The 85-page study was commissioned by the Sierra Club, Audubon Naturalist Society, Chesapeake Bay Foundation, Environmental Defense, Coalition for Smarter Growth and Solutions Not Sprawl.
Instead of focusing solely on building a highway, the groups said, the state should study building more rail links, creating toll lanes with express bus service and shortening commutes by encouraging job development closer to homes, particularly in Prince George's. The options examined in the groups' study cost between $626,000 and $2 billion. The state has estimated that an intercounty connector would cost as much as $2.4 billion, not including financing costs.
Stewart Schwartz, of the Coalition for Smarter Growth, said the state's environmental impact study "started with their concern that they want to build a new highway" and overlooked alternatives.
The state is studying three options: building a highway along one of two routes or not building it at all. Maryland Transportation Secretary Robert L. Flanagan said state and federal agencies, including environmental agencies, agreed to limit the study to those proposals.
"What they're promoting -- improving transit, balancing development so jobs are closer to where people live, and improving the local road network -- are all things we support," Flanagan said. "Where we differ is we think those should be done in addition to building the ICC. . . . We need all these improvements."
The state released a draft of the environmental impact statement in November. The study examines the two proposed routes, which would link Interstate 270 near Gaithersburg and Interstate 95 near Laurel. State officials are scheduled to choose one in the spring. Gov.

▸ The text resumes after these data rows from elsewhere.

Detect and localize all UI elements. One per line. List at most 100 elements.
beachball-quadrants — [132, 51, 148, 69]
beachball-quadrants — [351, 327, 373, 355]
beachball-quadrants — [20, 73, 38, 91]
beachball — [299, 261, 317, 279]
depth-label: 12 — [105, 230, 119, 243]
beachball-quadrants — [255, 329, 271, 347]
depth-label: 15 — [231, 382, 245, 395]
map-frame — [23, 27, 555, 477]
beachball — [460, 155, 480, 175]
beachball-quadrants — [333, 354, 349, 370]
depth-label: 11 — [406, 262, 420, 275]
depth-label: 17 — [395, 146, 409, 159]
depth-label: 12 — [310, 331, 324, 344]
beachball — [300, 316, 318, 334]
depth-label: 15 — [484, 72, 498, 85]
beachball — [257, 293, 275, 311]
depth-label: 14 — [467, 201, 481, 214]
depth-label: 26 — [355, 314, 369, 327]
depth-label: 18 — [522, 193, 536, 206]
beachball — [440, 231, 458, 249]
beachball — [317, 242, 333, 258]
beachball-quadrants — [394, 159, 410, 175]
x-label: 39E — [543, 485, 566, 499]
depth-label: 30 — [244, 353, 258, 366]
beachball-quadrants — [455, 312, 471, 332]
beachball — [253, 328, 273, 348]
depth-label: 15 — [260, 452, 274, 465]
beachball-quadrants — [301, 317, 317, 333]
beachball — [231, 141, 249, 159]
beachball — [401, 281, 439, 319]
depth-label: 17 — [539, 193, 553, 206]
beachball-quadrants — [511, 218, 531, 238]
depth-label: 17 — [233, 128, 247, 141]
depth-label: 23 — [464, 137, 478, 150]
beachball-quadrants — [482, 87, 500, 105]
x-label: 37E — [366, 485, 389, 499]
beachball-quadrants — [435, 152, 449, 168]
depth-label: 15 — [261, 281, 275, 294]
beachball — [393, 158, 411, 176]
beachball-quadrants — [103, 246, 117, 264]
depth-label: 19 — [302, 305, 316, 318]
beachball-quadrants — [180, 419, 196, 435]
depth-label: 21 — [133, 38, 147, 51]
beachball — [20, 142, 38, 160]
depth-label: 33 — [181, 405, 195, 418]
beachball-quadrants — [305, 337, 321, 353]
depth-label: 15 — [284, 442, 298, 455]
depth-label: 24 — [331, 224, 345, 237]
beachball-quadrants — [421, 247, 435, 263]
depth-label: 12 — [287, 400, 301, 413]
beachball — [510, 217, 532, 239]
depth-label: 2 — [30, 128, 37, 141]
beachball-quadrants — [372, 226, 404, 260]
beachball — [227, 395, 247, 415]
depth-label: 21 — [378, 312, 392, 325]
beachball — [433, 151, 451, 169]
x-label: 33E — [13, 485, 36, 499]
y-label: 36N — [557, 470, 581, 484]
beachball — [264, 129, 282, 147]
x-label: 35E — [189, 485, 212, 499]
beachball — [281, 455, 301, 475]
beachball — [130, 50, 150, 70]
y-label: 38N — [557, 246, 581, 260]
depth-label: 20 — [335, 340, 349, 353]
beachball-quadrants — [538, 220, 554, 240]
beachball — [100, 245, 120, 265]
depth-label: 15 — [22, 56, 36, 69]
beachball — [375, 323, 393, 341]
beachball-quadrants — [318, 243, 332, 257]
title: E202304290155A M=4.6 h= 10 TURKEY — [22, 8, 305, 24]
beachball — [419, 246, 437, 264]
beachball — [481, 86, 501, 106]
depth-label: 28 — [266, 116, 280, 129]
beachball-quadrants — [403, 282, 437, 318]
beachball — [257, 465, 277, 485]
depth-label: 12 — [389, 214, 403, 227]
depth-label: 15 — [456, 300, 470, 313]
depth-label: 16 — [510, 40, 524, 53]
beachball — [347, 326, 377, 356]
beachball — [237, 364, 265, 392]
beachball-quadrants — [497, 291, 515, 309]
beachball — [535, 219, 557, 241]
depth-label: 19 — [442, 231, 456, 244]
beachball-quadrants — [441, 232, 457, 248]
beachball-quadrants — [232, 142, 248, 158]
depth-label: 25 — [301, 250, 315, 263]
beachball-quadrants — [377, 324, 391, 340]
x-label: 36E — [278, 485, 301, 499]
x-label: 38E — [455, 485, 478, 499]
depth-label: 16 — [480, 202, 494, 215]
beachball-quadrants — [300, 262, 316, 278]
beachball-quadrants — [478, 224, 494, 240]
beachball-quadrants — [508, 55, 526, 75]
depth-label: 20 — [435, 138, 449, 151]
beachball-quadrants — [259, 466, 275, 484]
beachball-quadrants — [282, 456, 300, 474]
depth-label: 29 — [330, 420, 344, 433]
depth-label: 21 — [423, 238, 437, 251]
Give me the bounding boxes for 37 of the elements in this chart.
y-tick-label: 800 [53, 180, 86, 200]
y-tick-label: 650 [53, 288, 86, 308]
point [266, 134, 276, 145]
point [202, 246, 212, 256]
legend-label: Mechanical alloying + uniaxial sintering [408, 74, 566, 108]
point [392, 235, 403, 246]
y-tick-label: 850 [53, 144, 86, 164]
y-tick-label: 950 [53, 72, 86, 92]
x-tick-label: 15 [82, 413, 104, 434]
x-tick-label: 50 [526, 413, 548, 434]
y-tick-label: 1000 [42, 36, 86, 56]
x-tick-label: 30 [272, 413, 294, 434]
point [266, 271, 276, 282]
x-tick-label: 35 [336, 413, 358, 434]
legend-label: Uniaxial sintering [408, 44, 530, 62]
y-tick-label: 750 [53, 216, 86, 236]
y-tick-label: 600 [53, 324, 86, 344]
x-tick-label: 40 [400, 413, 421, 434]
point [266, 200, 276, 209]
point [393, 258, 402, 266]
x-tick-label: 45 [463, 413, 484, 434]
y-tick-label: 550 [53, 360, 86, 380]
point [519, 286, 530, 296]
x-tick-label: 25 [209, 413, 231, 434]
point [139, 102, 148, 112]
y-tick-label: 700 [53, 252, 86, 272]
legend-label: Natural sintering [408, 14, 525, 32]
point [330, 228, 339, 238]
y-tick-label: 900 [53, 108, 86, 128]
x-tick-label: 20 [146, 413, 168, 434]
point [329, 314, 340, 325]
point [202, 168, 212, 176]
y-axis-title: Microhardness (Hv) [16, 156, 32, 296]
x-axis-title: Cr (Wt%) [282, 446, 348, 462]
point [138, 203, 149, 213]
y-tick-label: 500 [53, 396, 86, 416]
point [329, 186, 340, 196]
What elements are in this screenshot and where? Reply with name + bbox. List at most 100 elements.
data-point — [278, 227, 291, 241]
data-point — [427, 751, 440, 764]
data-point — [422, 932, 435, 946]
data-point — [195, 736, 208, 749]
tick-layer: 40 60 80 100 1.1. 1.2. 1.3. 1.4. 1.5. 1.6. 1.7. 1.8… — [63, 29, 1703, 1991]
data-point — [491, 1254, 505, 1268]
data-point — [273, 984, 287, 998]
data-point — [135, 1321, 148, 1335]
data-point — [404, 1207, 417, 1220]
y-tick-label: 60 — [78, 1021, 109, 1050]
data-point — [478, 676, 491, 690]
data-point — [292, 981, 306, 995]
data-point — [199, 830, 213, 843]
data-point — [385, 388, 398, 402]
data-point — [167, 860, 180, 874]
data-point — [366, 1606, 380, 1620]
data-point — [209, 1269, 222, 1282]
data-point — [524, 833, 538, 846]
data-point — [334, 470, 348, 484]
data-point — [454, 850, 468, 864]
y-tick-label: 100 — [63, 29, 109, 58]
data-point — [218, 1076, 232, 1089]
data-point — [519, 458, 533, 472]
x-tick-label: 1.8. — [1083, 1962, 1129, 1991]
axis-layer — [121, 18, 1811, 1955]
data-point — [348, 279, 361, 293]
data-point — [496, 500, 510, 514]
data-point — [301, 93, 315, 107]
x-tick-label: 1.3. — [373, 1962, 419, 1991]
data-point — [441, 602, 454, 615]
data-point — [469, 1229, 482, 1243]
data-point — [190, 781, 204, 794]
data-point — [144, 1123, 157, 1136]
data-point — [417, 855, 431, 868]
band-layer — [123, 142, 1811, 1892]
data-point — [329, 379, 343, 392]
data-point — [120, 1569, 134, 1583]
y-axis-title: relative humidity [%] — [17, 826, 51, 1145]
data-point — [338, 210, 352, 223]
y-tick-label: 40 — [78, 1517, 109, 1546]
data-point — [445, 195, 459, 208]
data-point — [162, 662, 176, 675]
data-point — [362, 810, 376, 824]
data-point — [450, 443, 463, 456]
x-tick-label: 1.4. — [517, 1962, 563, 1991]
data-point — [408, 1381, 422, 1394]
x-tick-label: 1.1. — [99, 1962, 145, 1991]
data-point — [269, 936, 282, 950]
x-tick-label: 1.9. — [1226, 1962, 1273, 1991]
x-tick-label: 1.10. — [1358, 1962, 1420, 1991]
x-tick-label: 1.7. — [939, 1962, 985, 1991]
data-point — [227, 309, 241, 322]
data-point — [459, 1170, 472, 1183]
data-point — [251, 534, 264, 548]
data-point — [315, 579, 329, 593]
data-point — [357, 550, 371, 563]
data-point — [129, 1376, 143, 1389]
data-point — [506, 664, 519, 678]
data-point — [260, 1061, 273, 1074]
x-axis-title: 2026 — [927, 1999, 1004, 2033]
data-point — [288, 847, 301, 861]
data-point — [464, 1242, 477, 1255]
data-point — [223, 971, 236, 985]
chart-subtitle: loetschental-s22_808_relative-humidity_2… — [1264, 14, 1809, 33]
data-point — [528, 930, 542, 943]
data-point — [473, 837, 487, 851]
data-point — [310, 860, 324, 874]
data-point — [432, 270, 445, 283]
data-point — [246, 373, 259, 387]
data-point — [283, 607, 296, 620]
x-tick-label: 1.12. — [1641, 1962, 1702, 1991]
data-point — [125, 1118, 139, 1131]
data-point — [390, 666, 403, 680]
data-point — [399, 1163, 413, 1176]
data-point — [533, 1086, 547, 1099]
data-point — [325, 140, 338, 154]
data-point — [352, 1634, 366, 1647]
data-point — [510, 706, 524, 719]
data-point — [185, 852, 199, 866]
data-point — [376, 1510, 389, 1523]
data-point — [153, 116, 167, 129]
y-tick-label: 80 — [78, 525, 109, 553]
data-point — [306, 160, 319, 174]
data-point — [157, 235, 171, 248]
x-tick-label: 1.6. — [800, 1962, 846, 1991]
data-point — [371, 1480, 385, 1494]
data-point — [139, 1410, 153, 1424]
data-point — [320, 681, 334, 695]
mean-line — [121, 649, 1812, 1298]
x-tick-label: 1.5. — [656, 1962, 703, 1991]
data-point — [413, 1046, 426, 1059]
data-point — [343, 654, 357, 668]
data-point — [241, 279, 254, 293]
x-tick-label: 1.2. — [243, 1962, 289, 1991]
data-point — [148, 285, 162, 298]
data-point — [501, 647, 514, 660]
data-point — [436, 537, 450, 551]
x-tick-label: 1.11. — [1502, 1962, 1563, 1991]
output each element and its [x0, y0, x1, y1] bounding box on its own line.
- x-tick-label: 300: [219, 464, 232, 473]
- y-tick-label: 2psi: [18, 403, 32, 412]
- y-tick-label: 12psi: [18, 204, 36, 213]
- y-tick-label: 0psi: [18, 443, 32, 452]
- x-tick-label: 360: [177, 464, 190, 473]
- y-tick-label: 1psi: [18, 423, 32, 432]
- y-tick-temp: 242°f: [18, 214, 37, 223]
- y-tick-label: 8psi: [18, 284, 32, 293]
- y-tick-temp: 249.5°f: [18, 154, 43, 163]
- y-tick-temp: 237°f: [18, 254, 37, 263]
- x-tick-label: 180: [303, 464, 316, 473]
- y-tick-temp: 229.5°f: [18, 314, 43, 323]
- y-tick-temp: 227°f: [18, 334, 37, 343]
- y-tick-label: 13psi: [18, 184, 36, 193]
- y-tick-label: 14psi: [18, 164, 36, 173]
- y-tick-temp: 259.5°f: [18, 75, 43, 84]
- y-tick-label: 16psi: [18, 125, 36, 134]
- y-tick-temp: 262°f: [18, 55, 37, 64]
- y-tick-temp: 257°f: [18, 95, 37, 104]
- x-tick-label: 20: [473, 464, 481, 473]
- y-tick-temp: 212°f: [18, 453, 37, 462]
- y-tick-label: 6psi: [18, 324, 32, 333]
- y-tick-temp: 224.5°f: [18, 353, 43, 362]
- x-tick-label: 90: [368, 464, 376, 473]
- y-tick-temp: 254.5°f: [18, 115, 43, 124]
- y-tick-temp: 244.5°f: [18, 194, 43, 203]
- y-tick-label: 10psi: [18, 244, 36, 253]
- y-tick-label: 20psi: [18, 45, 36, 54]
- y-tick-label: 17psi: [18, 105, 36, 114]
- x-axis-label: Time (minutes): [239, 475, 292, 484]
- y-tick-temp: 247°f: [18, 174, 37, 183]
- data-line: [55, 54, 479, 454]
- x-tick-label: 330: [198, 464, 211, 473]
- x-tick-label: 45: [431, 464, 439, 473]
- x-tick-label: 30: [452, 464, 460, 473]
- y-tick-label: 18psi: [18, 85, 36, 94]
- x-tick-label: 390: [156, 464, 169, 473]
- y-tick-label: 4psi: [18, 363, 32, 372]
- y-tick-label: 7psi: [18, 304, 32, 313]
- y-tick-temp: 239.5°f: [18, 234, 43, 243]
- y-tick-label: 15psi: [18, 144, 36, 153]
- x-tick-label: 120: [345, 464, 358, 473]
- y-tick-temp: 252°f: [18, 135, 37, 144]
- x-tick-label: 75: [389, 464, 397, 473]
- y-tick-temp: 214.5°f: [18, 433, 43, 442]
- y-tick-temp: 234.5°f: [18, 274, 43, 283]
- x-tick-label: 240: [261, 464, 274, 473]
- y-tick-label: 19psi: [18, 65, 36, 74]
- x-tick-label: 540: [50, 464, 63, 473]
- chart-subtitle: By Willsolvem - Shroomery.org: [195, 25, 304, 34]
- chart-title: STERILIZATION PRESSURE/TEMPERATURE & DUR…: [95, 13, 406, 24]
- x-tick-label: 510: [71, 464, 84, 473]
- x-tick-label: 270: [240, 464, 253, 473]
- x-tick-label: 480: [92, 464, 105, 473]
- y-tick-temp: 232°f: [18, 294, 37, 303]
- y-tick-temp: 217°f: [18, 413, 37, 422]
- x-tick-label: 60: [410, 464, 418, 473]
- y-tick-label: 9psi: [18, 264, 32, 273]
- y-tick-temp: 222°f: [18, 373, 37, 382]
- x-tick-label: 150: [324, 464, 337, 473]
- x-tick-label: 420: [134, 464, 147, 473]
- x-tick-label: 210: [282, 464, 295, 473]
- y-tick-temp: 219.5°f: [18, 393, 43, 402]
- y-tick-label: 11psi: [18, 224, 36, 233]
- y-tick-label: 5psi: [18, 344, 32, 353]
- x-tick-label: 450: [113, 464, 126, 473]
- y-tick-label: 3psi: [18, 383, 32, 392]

Robert L. Ehrlich Jr. (R) has said he wants to break ground next year.
But Schwartz and other environmentalists said they want the state to consider first the non-highway options they reviewed with help from Smart Mobility Inc., a Vermont traffic engineering firm. For example, the groups' study found, the state could spend $1.9 billion to build rail lines between Bethesda and College Park and between the Shady Grove Red Line Metro station and Clarksburg. The same plan would convert existing lanes on the Beltway, I-95 and I-270 into high-occupancy toll lanes in which motorists could pay a toll to use free-flowing carpool lanes.
More buses would provide express service, and Prince George's residents would have shorter commutes as the number of jobs in the county grows, according to the groups' study.
Compared with a new highway, the study states, the proposals would cut the amount of time people spent in traffic, reduce congestion on local roads and create less smog -- all for less money.
Flanagan said previous research has shown that a light-rail line would not carry as many people or move goods as reliably as a highway would. A highway, combined with new express bus service, also would generate more jobs, reduce collisions on crowded side roads and save more driving time, Flanagan said.
"The benefits of a [connector] far exceed the costs of building it," Flanagan said.
Schwartz said the environmental groups will ask state officials to expand the impact study to consider transit and other alternatives. If the state doesn't, he said, "We have legal options."
Flanagan said he has no plans to expand the study.
"We'll certainly consider all their proposals," he said, "but we're not going to accept a proposal that would do nothing but delay construction of a highway."